Pada saat itu Anugerah Tapin Persada (ATP) juga mengajukan permohonan izin pembangunan underpass. Namun, Gubernur Kalsel saat itu Rudy Arifin, meminta agar ATP bekerja sama dengan BMSS dan AGM dalam pembangunan underpass karena izinnya sudah keluar terlebih dahulu.
Belum selesai dibangun, PT ATP jatuh pailit. Kemudian Tim Kurator PT ATP yang ditunjuk pengadilan, mendapatkan izin dari pengadilan untuk menandatangani Perjanjian 2010 dengan PT AGM dan PT BMSS, agar proyek jalan khusus tambang dan pelabuhan khusus PT ATP dapat terus berlanjut.
Dapat juga disampaikan bahwa Perjanjian 2010 lahir dari itikad baik PT AGM untuk bersama-sama menjalankan bisnis secara berdampingan.
Inti dari kesepakatan itu adalah tukar pakai tanah antara PT AGM dan PT ATP, dimana PT ATP berhak untuk menggunakan tanah PT AGM seluas 1824 meter persegi (m2) di sebelah timur underpass KM 101 untuk jalan hauling ATP.
Kemudian, PT AGM berhak memakai tanah PT ATP di sebelah barat underpass KM 101 untuk jalan hauling PT AGM.
Dalam Perjanjian 2010 juga terdapat sejumlah poin kesepakatan yang mengikat kedua perusahaan, yaitu pertama, perjanjian berlaku sepanjang tanah tukar pakai masih digunakan untuk jalan hauling.
Kedua, perjanjian tidak berakhir dengan berpindahnya kepemilikan tanah.
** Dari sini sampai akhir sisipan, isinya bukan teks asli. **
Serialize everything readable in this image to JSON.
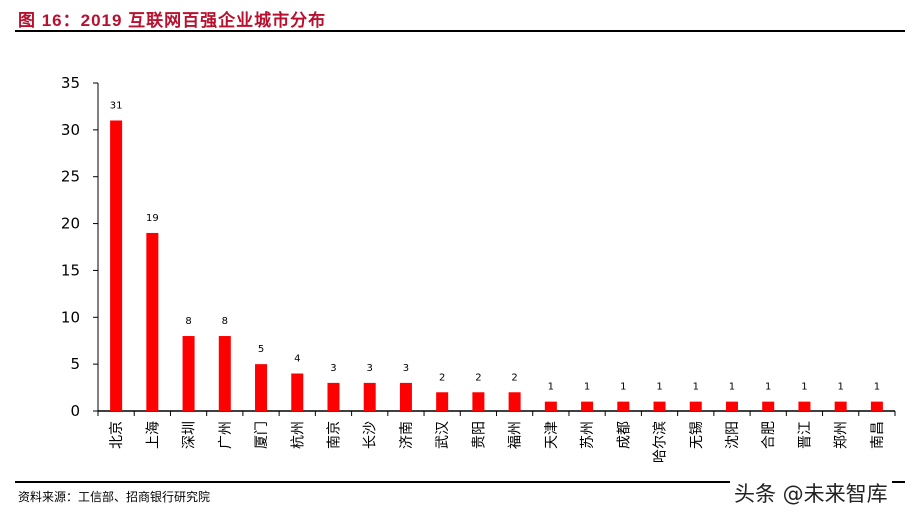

Ketiga, perjanjian berlaku mengikat kepada para pihak penerus atau pengganti dari pihak yang membuat perjanjian.
Ketika proyek jalan khusus tambang dan pelabuhan PT ATP beralih kepada PT TCT, perjanjian 2010 tetap dilaksanakan baik oleh PT AGM maupun PT TCT selama sepuluh tahun sejak sekitar 2011.
Namun, sejak Oktober 2021, terjadi sengketa wilayah di lahan tersebut. Akhir November 2021, polisi memasang garis polisi yang diikuti blokade oleh PT TCT di wilayah Km 101 Tapin.